Cervical cancer and pregnancy may not be mutually exclusive. Many doctors believe that second or third trimester pregnancies can continue. In these cases, a cesarean delivery is recommended. Treatment should start immediately after the baby is born.
A second link between cervical cancer and pregnancy is found in women who were diagnosed and treated for cervical cancer before attempting a pregnancy. Most treatment options severely limit or eliminate the possibility of future pregnancies, with one exception. Women diagnosed with stage 0 or 1A may be able to get pregnant and carry the baby to full term.
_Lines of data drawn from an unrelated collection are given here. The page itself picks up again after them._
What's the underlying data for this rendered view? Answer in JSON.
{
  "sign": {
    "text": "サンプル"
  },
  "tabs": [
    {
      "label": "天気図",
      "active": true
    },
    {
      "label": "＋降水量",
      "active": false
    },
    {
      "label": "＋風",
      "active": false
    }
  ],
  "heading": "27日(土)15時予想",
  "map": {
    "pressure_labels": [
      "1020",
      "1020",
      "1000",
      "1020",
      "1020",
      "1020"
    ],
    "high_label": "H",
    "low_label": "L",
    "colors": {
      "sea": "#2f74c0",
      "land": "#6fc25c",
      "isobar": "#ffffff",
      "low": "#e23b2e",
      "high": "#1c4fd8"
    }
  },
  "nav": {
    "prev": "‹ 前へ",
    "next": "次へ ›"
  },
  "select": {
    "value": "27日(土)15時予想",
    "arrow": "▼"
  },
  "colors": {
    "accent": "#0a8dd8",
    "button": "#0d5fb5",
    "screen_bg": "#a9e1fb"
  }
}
If the patient has had a radical trachelectomy, her cervix and uterus have been treated but not completely removed. Malignant cells are scraped off during this procedure, but only the lower cervical section is extracted. Pregnancy can then occur after treatment, but the chance of miscarriage is significantly higher, and a cesarean delivery is required.
Most women who have been treated for cervical cancer will not have the option of pregnancy afterwards. In many cases, the uterus has been removed to prevent the cancer from spreading to other organs. In other cases, the radiation used as part of the treatment will have caused significant damage to the ovaries and the eggs will most likely no longer be viable.